Le président du Comité économique et social européen

Luca JAHIER


(1) Déclaration introductive — Conférence de presse de Christine Lagarde, présidente de la BCE, 12 décembre 2019.

(2) Stratégie annuelle 2020 pour une croissance durable [COM(2019) 650 final].

(3) Résolution du CESE sur la «Contribution du Comité économique et social européen au programme de travail 2020 de la Commission et au-delà» (JO C 47 du 11.2.2020, p. 1).

(4) Transformer notre monde: le programme de développement durable à l’horizon 2030.

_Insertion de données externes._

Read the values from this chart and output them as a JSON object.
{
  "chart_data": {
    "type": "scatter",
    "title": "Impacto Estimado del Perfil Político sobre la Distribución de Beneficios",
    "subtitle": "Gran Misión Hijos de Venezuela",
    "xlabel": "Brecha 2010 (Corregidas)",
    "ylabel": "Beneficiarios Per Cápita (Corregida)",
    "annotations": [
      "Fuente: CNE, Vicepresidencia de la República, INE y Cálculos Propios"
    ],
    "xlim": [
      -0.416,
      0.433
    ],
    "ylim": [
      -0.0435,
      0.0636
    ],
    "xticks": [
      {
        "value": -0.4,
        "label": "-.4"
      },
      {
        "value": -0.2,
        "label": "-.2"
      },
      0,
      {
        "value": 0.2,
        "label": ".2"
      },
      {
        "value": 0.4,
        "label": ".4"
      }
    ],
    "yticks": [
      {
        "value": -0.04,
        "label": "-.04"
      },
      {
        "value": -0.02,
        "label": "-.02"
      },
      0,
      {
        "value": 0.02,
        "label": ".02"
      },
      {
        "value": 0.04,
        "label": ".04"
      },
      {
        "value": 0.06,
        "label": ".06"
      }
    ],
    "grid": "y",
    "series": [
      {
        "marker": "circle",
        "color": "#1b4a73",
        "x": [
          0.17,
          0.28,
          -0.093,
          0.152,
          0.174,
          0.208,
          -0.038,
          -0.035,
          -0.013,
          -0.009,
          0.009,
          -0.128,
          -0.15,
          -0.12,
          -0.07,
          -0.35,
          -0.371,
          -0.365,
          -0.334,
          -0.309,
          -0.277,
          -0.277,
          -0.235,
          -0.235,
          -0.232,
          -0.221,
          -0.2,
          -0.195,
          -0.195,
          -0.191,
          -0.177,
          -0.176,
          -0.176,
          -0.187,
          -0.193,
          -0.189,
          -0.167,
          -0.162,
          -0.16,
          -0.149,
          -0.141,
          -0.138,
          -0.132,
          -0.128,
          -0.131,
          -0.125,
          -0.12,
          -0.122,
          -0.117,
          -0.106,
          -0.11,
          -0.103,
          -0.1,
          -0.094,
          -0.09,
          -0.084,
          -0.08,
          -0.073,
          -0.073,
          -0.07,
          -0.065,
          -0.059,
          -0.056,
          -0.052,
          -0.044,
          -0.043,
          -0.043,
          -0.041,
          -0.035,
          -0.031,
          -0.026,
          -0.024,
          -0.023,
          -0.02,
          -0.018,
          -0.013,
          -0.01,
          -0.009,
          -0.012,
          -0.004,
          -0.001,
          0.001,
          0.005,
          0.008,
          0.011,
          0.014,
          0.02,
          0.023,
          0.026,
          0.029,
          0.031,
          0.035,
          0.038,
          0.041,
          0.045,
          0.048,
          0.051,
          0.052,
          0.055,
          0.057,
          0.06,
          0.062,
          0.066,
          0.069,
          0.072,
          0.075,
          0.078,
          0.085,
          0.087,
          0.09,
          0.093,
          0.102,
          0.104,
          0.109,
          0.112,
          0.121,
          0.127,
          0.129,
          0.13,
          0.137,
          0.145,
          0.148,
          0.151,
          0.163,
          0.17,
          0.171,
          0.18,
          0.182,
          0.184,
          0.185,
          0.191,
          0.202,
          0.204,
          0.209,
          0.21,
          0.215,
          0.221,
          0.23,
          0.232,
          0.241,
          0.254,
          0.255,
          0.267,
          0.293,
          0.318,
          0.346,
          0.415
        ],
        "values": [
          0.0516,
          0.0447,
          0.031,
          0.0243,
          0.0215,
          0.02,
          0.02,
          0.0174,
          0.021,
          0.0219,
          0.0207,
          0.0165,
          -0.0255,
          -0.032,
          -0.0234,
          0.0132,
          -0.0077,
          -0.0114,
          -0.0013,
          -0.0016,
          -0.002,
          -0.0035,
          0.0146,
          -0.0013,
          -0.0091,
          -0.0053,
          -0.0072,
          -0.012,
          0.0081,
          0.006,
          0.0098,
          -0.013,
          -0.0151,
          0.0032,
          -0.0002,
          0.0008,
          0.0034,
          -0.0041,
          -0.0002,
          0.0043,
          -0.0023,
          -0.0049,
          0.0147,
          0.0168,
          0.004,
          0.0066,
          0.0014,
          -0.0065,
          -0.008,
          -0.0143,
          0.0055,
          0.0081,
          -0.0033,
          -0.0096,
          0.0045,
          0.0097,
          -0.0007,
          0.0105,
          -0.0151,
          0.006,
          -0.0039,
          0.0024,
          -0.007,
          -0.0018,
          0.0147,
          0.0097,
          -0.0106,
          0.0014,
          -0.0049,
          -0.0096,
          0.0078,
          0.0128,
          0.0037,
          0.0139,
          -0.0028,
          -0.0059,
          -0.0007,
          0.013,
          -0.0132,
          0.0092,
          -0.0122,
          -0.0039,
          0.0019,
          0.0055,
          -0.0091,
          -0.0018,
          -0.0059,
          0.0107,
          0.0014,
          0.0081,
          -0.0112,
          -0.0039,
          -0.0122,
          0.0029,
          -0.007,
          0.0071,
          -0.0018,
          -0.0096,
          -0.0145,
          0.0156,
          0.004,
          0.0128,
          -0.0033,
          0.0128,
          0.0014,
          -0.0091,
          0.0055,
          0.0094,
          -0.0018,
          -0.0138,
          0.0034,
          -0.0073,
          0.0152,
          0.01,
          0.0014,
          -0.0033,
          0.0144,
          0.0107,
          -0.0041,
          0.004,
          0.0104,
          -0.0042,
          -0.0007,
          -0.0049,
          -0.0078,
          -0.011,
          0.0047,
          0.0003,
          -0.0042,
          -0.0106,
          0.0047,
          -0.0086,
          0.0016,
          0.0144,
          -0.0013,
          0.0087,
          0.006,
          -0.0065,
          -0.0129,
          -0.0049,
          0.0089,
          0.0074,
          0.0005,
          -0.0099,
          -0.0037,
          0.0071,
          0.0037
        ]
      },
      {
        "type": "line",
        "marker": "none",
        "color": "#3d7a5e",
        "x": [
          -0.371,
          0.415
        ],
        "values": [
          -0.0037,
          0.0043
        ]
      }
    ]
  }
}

(5) JO C 190 du 5.6.2019, p. 24.

(6) Avis du CESE du 17 juillet 2019 intitulé «Vers une économie européenne plus résiliente et durable» (JO C 353 du 18.10.2019, p. 23).

(7) Avis du CESE du 17 juillet 2019 sur «Une nouvelle vision pour achever l’Union économique et monétaire» (JO C 353 du 18.10.2019, p. 32).

(8) Avis du CESE du 19 octobre 2017 sur «L’impact de la dimension sociale et du socle européen des droits sociaux sur l’avenir de l’Union européenne» (JO C 81 du 2.3.2018, p. 145), paragraphes 1.2 et 2.2.

(9) Par exemple dans les avis suivants: «Principes pour des systèmes de prestations sociales efficaces et fiables» (JO C 13 du 15.1.2016, p. 40); «L’impact de la dimension sociale et du socle européen des droits sociaux sur l’avenir de l’Union européenne» (JO C 81 du 2.3.2018, p. 145), et «Proposition de recommandation du Conseil relative à l’accès des travailleurs salariés et non salariés à la protection sociale» (JO C 440 du 6.12.2018, p. 135).

(10) Avis du CESE du 25 septembre 2019 sur «Le socle européen des droits sociaux: évaluation des premières mesures de mise en œuvre et recommandations pour l’avenir» (JO C 14 du 15.1.2020, p. 1).

(11) Avis du CESE du 17 juillet 2019 sur le thème «Promouvoir un marché unique propice à l’entrepreneuriat et à l’innovation» (JO C 353 du 18.10.2019, p. 6), paragraphes 1.3 et 1.5.

(12) Avis du CESE du 17 juillet 2019 sur le thème «Promouvoir un marché unique propice à l’entrepreneuriat et à l’innovation» (JO C 353 du 18.10.2019, p. 6), paragraphes 1.3 et 1.5.

(13) Avis du CESE du 18 octobre 2017 sur le thème «Marché unique numérique/Examen à mi-parcours» (JO C 81 du 2.3.2018, p. 102), paragraphe 1.8.